One System Builds Trust. The Other Builds Streaks.
Nissan just drove itself through unscripted Tokyo traffic. Tesla just made that a game.

Photo · The Drive
There's a version of autonomous driving that wants you to forget it's there. Then there's the version that wants you to check in every day.
Those two philosophies are now in plain view, and the contrast says more about where this technology actually is than any spec sheet could.
Tokyo Didn't Care About the Demo
Nissan's next-generation ProPilot system — branded AI Drive and slated for production in 2027 — didn't get a closed course or a sanitized proving ground. It got Tokyo. Construction zones. Pedestrians stepping off curbs. Highway merges where the city doesn't slow down to accommodate anyone. A journalist from Motor1 who rode along called it the real deal, and the phrasing matters — not impressive for a prototype, not promising for a concept car, but genuinely, presently capable. The Drive reported the system completed the run without the driver touching the wheel once. Nissan's own claim is that the system performs at least as well as a human driver, possibly better.
That's a significant thing to say out loud. More significant: they then went and demonstrated it in conditions that would rattle most humans.
What strikes me about this isn't the technology itself — it's the confidence in the method. You don't take a system into unscripted city traffic unless you believe in it. You don't let journalists feel the machine work through a pedestrian crossing and a narrowed construction lane unless you're willing to be judged by what actually happens. That's trust being built in real time, not managed in a press release.
The Streak Is the Tell
Meanwhile, Tesla is attaching a streak mechanic to FSD — the same psychological loop that keeps you opening a language-learning app every morning so you don't break your chain. The Drive surfaced the feature, and the comparison to closing rings on an Apple Watch is apt. It's a wellness metaphor applied to a safety system, which is either clever product design or a category error, depending on how charitable you're feeling.
I'm not feeling particularly charitable.
Streaks work because they exploit loss aversion. You use the feature not because the moment calls for it, but because you don't want to lose your count. That's engagement logic. That's the architecture of an app that wants daily active users. Applied to a system that's supposed to read the road better than you do, it raises a question nobody seems to be asking loudly enough: who is this designed to serve?
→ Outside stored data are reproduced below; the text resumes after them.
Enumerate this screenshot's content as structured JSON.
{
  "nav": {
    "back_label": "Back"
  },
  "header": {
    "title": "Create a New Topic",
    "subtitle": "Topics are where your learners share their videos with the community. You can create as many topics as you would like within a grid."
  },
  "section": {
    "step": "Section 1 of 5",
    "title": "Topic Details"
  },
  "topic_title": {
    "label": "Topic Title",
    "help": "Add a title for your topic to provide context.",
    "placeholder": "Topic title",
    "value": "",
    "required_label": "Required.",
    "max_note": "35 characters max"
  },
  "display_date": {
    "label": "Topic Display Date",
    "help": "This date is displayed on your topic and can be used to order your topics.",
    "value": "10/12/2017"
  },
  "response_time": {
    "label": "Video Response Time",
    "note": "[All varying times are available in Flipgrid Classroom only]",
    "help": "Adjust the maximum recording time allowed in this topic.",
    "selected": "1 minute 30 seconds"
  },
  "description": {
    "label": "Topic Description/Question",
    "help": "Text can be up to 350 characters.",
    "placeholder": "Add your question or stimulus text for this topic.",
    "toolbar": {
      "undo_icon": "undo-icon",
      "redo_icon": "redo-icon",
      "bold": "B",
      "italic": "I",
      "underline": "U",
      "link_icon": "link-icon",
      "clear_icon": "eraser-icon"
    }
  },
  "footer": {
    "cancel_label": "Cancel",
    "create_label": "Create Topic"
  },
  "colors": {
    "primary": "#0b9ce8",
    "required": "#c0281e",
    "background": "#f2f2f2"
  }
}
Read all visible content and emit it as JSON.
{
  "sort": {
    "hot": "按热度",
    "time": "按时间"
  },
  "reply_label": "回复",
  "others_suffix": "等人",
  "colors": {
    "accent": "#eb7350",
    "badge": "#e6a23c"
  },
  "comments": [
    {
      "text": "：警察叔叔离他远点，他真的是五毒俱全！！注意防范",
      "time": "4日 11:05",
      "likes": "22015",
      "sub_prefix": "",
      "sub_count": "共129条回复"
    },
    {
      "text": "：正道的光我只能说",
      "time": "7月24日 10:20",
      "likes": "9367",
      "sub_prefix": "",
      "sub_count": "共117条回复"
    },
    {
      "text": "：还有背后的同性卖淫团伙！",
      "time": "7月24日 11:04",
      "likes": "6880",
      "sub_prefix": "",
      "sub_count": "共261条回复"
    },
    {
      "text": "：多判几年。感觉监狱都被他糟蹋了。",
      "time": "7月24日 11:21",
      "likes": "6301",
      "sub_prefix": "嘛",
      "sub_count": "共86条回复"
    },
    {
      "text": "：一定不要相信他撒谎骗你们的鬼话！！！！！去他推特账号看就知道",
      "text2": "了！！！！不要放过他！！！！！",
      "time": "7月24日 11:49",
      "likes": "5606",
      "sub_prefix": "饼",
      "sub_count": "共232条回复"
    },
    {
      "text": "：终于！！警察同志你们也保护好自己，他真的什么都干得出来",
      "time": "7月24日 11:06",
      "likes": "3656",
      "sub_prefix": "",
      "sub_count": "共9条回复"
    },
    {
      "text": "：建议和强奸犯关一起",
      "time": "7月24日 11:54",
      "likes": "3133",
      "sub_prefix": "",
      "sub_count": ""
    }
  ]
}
A system confident in its own capability doesn't need to gamify your participation. It just needs to work.
The Real Split
This isn't a foreign-versus-domestic story or an EV-versus-legacy story. It's a design philosophy story. Nissan is building something that tries to erase itself — the goal, clearly, is that you stop thinking about the system and start trusting the car. The demo in Tokyo was about proving the machine can handle chaos without the human as a fallback. The 2027 timeline suggests they're not rushing it to market before it's ready.
Tesla is building something that wants to stay present in your daily routine. Whether that's because FSD still needs human supervision to catch its mistakes, or because engagement metrics matter to the business model, or both — the streak feature doesn't distinguish between those possibilities. It just nudges you to keep using it.
One of these approaches treats the driver as someone to be gradually, responsibly replaced in the task of driving. The other treats the driver as a user to be retained.
The road doesn't care which one you prefer. It only cares which one actually works.